Besetzte Gebiete
Schließung von Übergang an Verwaltungslinie: „Hier werden Freiheiten systematisch beschnitten!“
Als Reaktion auf die Ankündigung der De-facto-Behörden von der von Russland besetzten Region Süd-Ossetien/Tskhinvali, den einzigen Übergang an der Verwaltungslinie zum freien Teil Georgiens vom 22.11. bis zum 24.11.2017 zu schließen, zeigt sich die georgische Staatsministerin für Versöhnung und bürgerliche Gleichstellung, Ketevan Tsikhelashvili, besorgt um die Bewohner im besetzten Gebiet.

Tsikhelashvili sieht in der Schließung größere Zusammenhänge. Es gehe nicht allein um eine dreitägige Schließung. Vielmehr stehe dahinter offenbar eine Strategie.

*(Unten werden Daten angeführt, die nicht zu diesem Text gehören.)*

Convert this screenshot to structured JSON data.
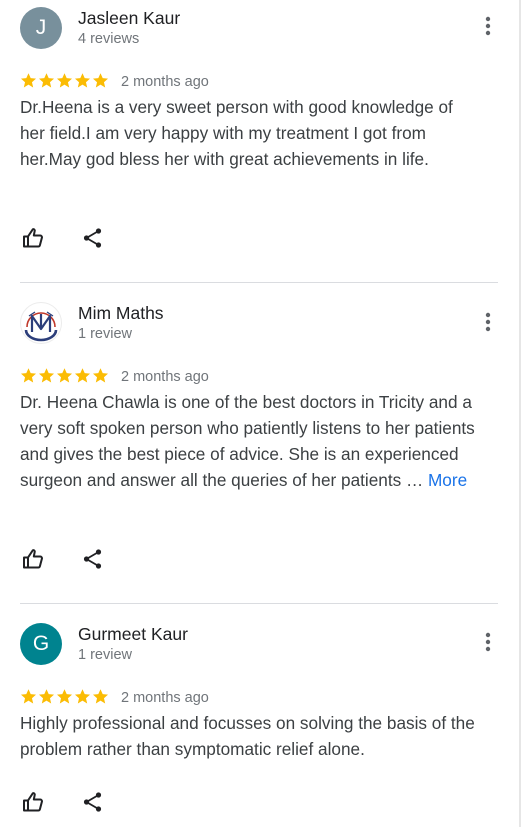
{
  "colors": {
    "star": "#fbbc04",
    "link": "#1a73e8",
    "avatar_j": "#78909c",
    "avatar_g": "#00838f"
  },
  "reviews": [
    {
      "name": "Jasleen Kaur",
      "count": "4 reviews",
      "initial": "J",
      "rating": 5,
      "date": "2 months ago",
      "text": "Dr.Heena is a very sweet person with good knowledge of her field.I am very happy with my treatment I got from her.May god bless her with great achievements in life."
    },
    {
      "name": "Mim Maths",
      "count": "1 review",
      "avatar_icon": "mim-maths-logo",
      "rating": 5,
      "date": "2 months ago",
      "text": "Dr. Heena Chawla is one of the best doctors in Tricity and a very soft spoken person who patiently listens to her patients and gives the best piece of advice. She is an experienced surgeon and answer all the queries of her patients …",
      "more_label": "More"
    },
    {
      "name": "Gurmeet Kaur",
      "count": "1 review",
      "initial": "G",
      "rating": 5,
      "date": "2 months ago",
      "text": "Highly professional and focusses on solving the basis of the problem rather than symptomatic relief alone."
    }
  ],
  "icons": {
    "menu": "more-vert-icon",
    "like": "thumb-up-icon",
    "share": "share-icon",
    "star": "star-icon"
  }
}
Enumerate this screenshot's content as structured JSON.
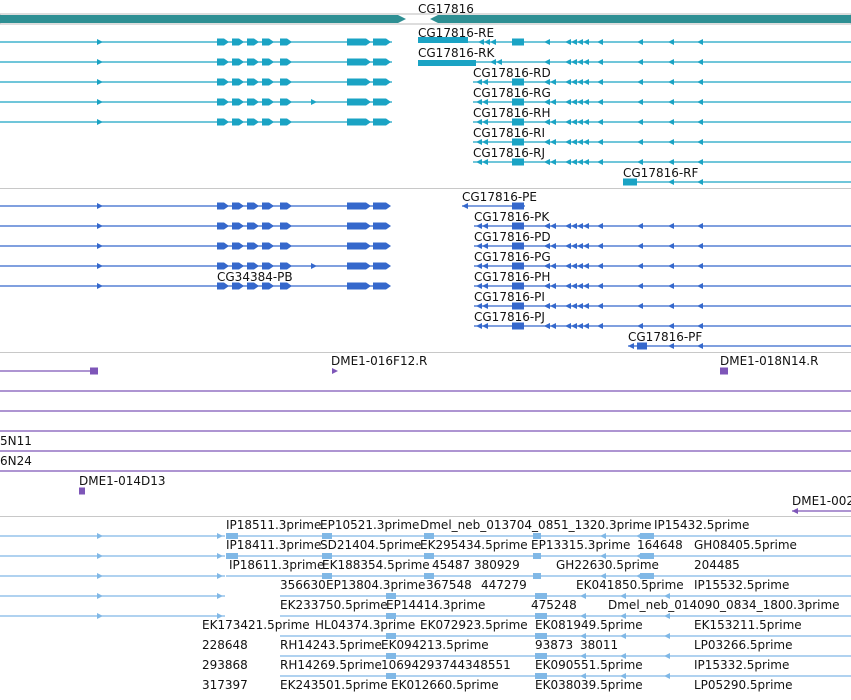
{
  "gene": {
    "name": "CG17816",
    "color": "#2e8f93"
  },
  "colors": {
    "transcript": "#1aa3c4",
    "protein": "#3568cc",
    "clone": "#7e56b8",
    "est": "#80b8e6"
  },
  "transcripts": [
    {
      "name": "CG17816-RE"
    },
    {
      "name": "CG17816-RK"
    },
    {
      "name": "CG17816-RD"
    },
    {
      "name": "CG17816-RG"
    },
    {
      "name": "CG17816-RH"
    },
    {
      "name": "CG17816-RI"
    },
    {
      "name": "CG17816-RJ"
    },
    {
      "name": "CG17816-RF"
    }
  ],
  "proteins": [
    {
      "name": "CG17816-PE"
    },
    {
      "name": "CG17816-PK"
    },
    {
      "name": "CG17816-PD"
    },
    {
      "name": "CG17816-PG"
    },
    {
      "name": "CG17816-PH"
    },
    {
      "name": "CG17816-PI"
    },
    {
      "name": "CG17816-PJ"
    },
    {
      "name": "CG17816-PF"
    },
    {
      "name": "CG34384-PB"
    }
  ],
  "clones": [
    {
      "name": "DME1-016F12.R"
    },
    {
      "name": "DME1-018N14.R"
    },
    {
      "name": "5N11"
    },
    {
      "name": "6N24"
    },
    {
      "name": "DME1-014D13"
    },
    {
      "name": "DME1-002"
    }
  ],
  "ests": [
    "IP18511.3prime",
    "EP10521.3prime",
    "Dmel_neb_013704_0851_1320.3prime",
    "IP15432.5prime",
    "IP18411.3prime",
    "SD21404.5prime",
    "EK295434.5prime",
    "EP13315.3prime",
    "164648",
    "GH08405.5prime",
    "IP18611.3prime",
    "EK188354.5prime",
    "45487",
    "380929",
    "GH22630.5prime",
    "204485",
    "356630",
    "EP13804.3prime",
    "367548",
    "447279",
    "EK041850.5prime",
    "IP15532.5prime",
    "EK233750.5prime",
    "EP14414.3prime",
    "475248",
    "Dmel_neb_014090_0834_1800.3prime",
    "EK173421.5prime",
    "HL04374.3prime",
    "EK072923.5prime",
    "EK081949.5prime",
    "EK153211.5prime",
    "228648",
    "RH14243.5prime",
    "EK094213.5prime",
    "93873",
    "38011",
    "LP03266.5prime",
    "293868",
    "RH14269.5prime",
    "10694293744348551",
    "EK090551.5prime",
    "IP15332.5prime",
    "317397",
    "EK243501.5prime",
    "EK012660.5prime",
    "EK038039.5prime",
    "LP05290.5prime"
  ]
}
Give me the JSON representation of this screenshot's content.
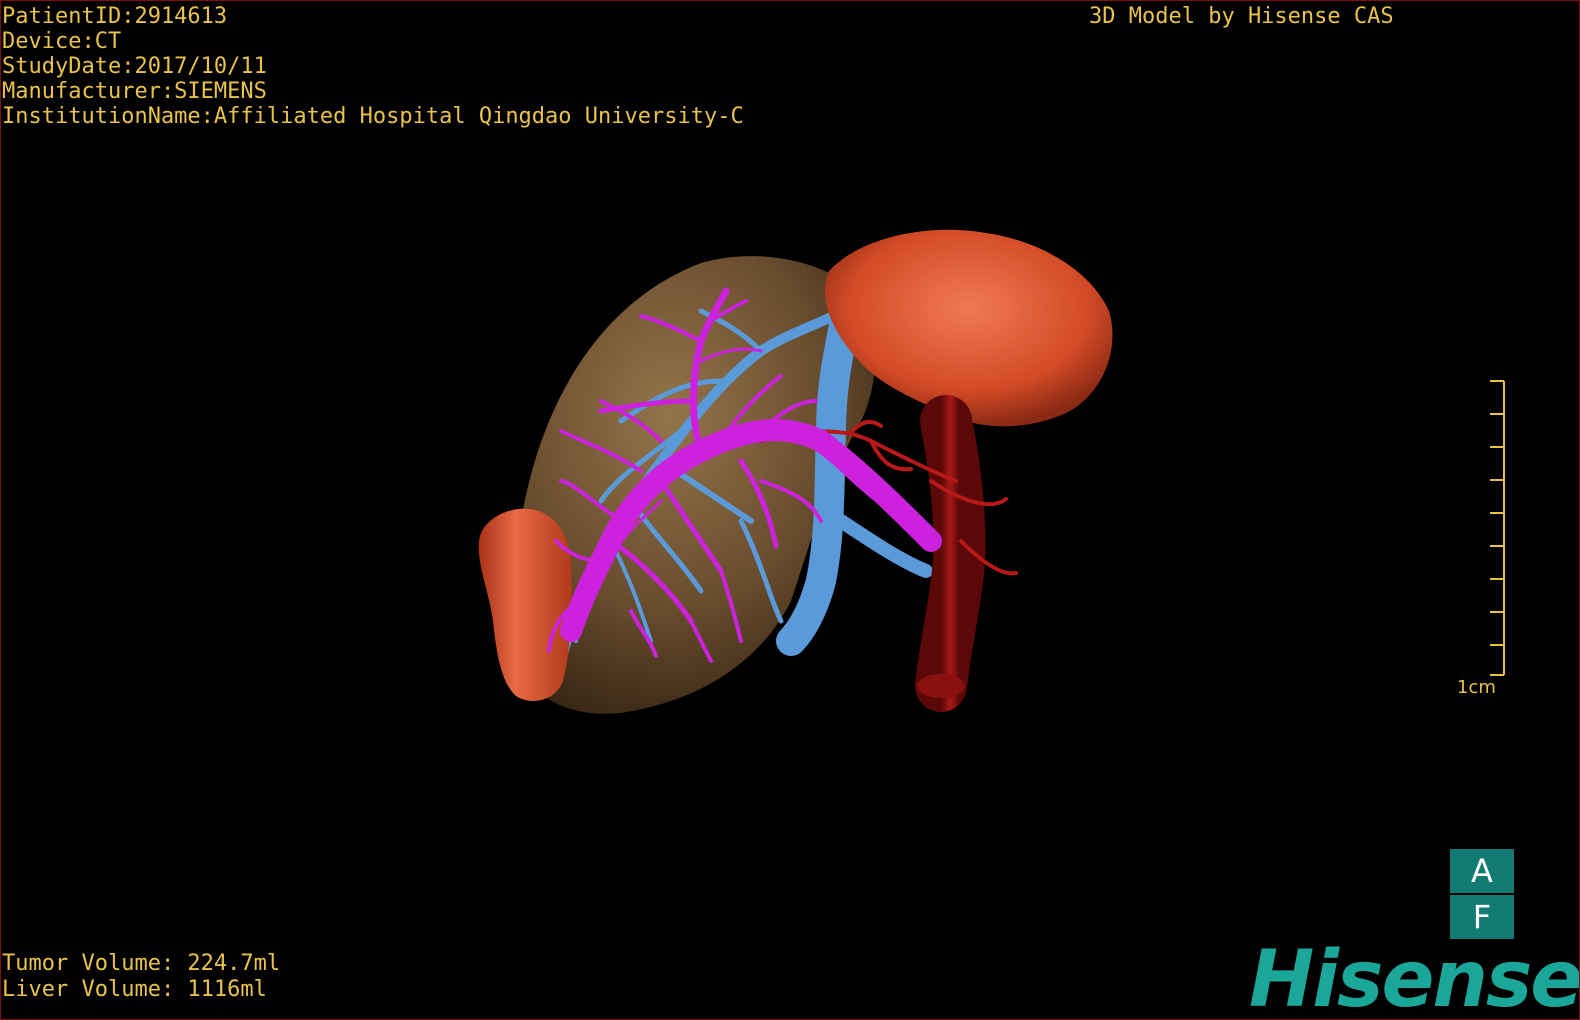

Übergangsschließungen seit Anbeginn der Okkupation

„Die Praxis kurzfristig angekündigter, mehrtägiger Schließung des Übergangs wird bereits seit 2008 betrieben“, kritisiert Tsikhelashvili. „Allein die Willkür, mit der dies betrieben wird, hat massive und nicht zu tolerierende Auswirkungen auf das Leben der Bewohner Süd-Ossetiens. Viele Menschen in der Region sind abhängig von der Möglichkeit, den Übergang überqueren zu können. Eine Schließung beschränkt nicht nur ihre Freiheit, sie nimmt ihnen eine Lebensgrundlage.“

Die vorübergehende Schließung des Grenzuebergangs fällt terminlich zusammen mit einem einem fuer georgisch-orthodoxe Christen wichtigen Feiertag: Dem Tag des Heiligen St. Georg, der neben einem Kirchgang traditionell im Kreis der Familie und mit Freunden begangen wird.


Die georgische Staatsministerin für Versöhnung und Bürgerliche Gleichstellung, Ketevan Tsikhelashvili
Die georgische Ministerin für Versöhnung und Bürgerliche Gleichstellung, Ketevan Tsikhelashvili.

Anhaltende Spannungen durch Verwaltungslinie

Nicht nur die vorübergehende Schließung des Übergangs an der Verwaltungslinie führt zu zunehmender Besorgnis in Georgien. Immer mehr werden die besetzten Gebiete Abchasien und Süd-Ossetien/Tskhinvali vom Hauptteil Georgiens isoliert - durch ganze oder teilweise Schließung von Übergängen; durch die Befestigung der Verwaltungslinie mit Zäunen und Stacheldraht; durch willkürliche Verschleppungen von Anwohnern nahe der Verwaltungsgrenze.

Ketevan Tsikhelashvili hatte daher schon vor einigen Monaten den sonst oft genutzten Begriff der „schleichenden Annektierung“ durch den der „dynamischen Annektierung“ ausgetauscht, die die Bewohner der betroffenen Regionen zu „Geiseln des Konflikts“ machen würden.

Um eine friedliche Konfliktlösung bemüht, entwickelte Tsikhelashvili im Frühjahr dieses Jahres einen Acht-Punkte-Plan. Er sieht "die umsichtige Annäherung ohne die Aufgabe der zentralen Ziele" Georgiens vor.